È indubbio che la poesia possa affrontare
problematiche e quesiti filosofici di grande rilevanza, magari addolcendo o, in
certi casi, addirittura aggravando, nel senso quantitativo e percettivo, gli
aspetti e i contesti che l'autore stesso vuole evidenziare: per se stesso e per
gli altri. Penso sia così per tutte le forme artistiche. Il famoso quadro
"L'urlo" di Munch ne vuole essere un esempio, dove l'accentuazione di
uno stato emotivo rasenta il parossismo. D'altro canto possiamo avere esempi di
ammorbidimento, per così dire, che beninteso non vanificano o sminuiscono la
gravità e l'importanza del contesto, ma anzi possono renderlo più accogliente,
persino più "artistico" ed elegante. Immagino tutta le preziosità del
Rinascimento, ma anche i dipinti di Monet e tutte le altre opere di artisti che
hanno ri-creato davvero la quintessenza, l'anima del mondo e delle società,
attraverso le varie espressioni dell'arte. In questo, la Poesia, e per Poesia
mi riferisco sempre a quella con la P
maiuscola, ha sempre avuto un ruolo importante nel misurare, vagliare,
"sentire" l'uomo e la società di quel determinato contesto storico ed
epocale; le voci e le "correnti" più incisive, poi, hanno addirittura
influenzato, più o meno marcatamente, comportamenti, pensieri, filosofie… Ma
qui ci addentriamo in un campo più vasto, e non è il caso di andare oltre. La
premessa è stata a mio avviso necessaria per introdurre questo libro di Achille
Pignatelli, intitolato I ritorni, edito
da Homo Scrivens, un Editore napoletano molto attento nelle selezioni e
diligente nel seguire i propri autori. Si tratta della prima raccolta edita del
nostro giovane autore napoletano, già molto attivo in campo poetico grazie
anche alle collaborazioni e alla frequentazione di movimenti, associazioni e
gruppi letterari fortemente impegnati, come Mosse
di Seppia, prevalentemente formato da giovani poeti di talento. I ritorni, dicevamo è un libro
complesso, pur mantenendo una limpida linearità nel percorso indicato. È
un libro complesso, di spessore, perché le poesie in esso contenute sono la
traduzione, nel vero senso del termine, di riflessioni profonde, attingendo da
argute considerazioni di carattere filosofico e persino scientifiche. È
lo stesso sottotitolo a darcene una ulteriore conferma: Orientarsi tra il suono dello spazio e la forma del tempo. Già
nella sua dettagliata introduzione, Achille Pignatelli vuole subito chiarire la
trama e l'ordito del suo tessuto poetico, diciamo così, per intendere i due
componenti fondamentali della sua costruzione poetica: lo spazio e il tempo.

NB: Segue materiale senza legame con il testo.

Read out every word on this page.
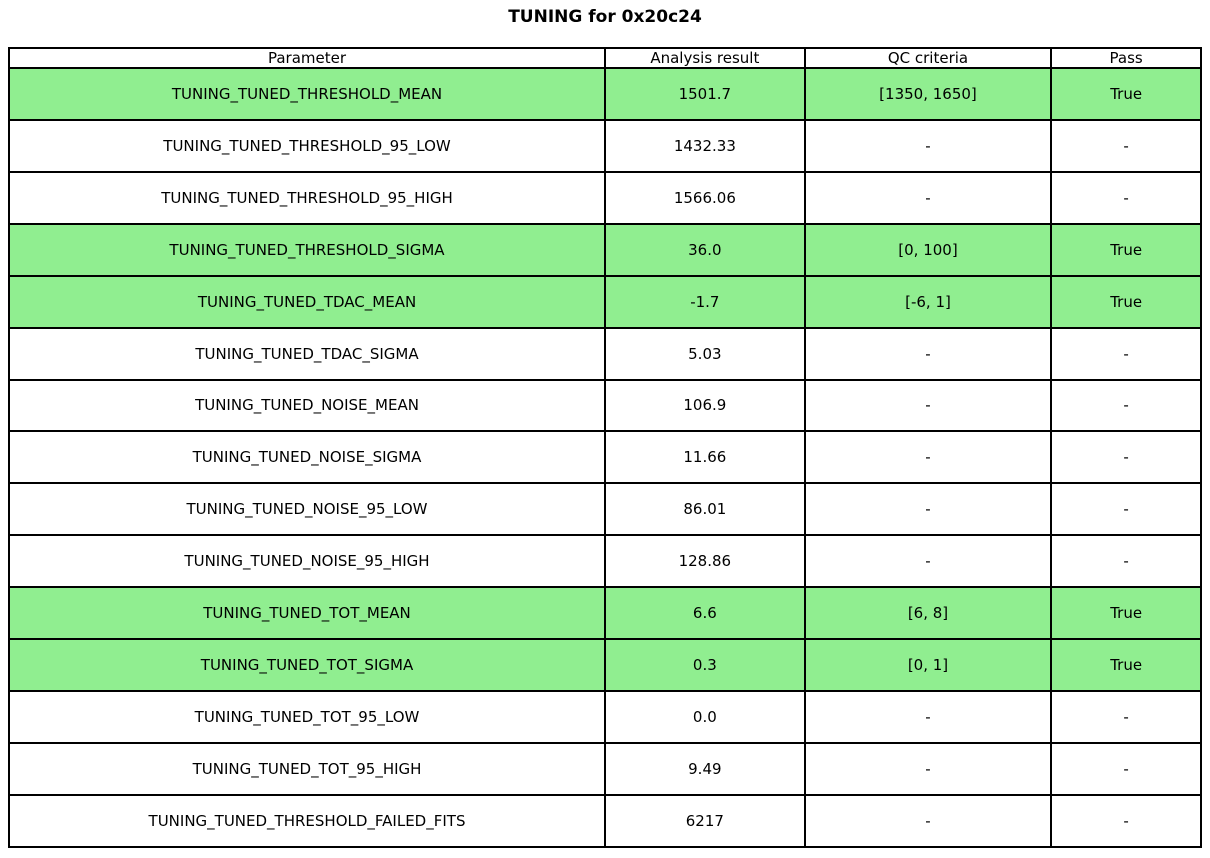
TUNING for 0x20c24
Parameter	Analysis result	QC criteria	Pass
TUNING_TUNED_THRESHOLD_MEAN	1501.7	[1350, 1650]	True
TUNING_TUNED_THRESHOLD_95_LOW	1432.33	-	-
TUNING_TUNED_THRESHOLD_95_HIGH	1566.06	-	-
TUNING_TUNED_THRESHOLD_SIGMA	36.0	[0, 100]	True
TUNING_TUNED_TDAC_MEAN	-1.7	[-6, 1]	True
TUNING_TUNED_TDAC_SIGMA	5.03	-	-
TUNING_TUNED_NOISE_MEAN	106.9	-	-
TUNING_TUNED_NOISE_SIGMA	11.66	-	-
TUNING_TUNED_NOISE_95_LOW	86.01	-	-
TUNING_TUNED_NOISE_95_HIGH	128.86	-	-
TUNING_TUNED_TOT_MEAN	6.6	[6, 8]	True
TUNING_TUNED_TOT_SIGMA	0.3	[0, 1]	True
TUNING_TUNED_TOT_95_LOW	0.0	-	-
TUNING_TUNED_TOT_95_HIGH	9.49	-	-
TUNING_TUNED_THRESHOLD_FAILED_FITS	6217	-	-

Non c'è un dove preciso, né un quando. Tutto ruota ciclicamente e quindi
"ritorna", in uno spazio che è definito (anzi: indefinito!) da uno
"stare" indeterminato: "Ti
sei preso il punto di partenza / e quello di arrivo, che altro vuoi? / Dei miei
sogni non ne so più nulla / la speranza non sa consolare / quello che provo a
costruire / si sgretola, marcisce o crolla. / Dov’è il mio nord? E i miei passi
/ potranno mai crescere in pace? / Tu che sei il mio spazio e il mio tempo / le
mie coordinate infelici / parlami di quello che sarei / se avessi l’ardire di
sognare." (pag. 23).
In questo perenne fluire del tempo, anzi in questo riciclo
interminabile, l'uomo ha bisogno di coordinate spazio-temporali per sapersi,
per comprovare la propria esistenza, almeno in quel momento e in quel luogo: e
ogni momento e ogni luogo è diverso lungo il cammino della vita: "Tra un secondo e l’altro muore / il sole
passato e sboccia / un fior d’agrodolce rugiada, / lo stesso sapore che cela /
ogni mio timido sospiro" (pag. 55). Ed è dunque il vento, metafora del
fluire indifferente del tempo, l'elemento principale che accompagna il dire
poetico di Achille Pignatelli in questo libro. Un percorso che l'autore ha
diviso in otto tappe, ognuna intitolata da un vento, come nella classica Rosa
dei venti: Tramontana, Grecale, Levante,
Scirocco, Ostro, Libeccio, Ponente, Maestrale.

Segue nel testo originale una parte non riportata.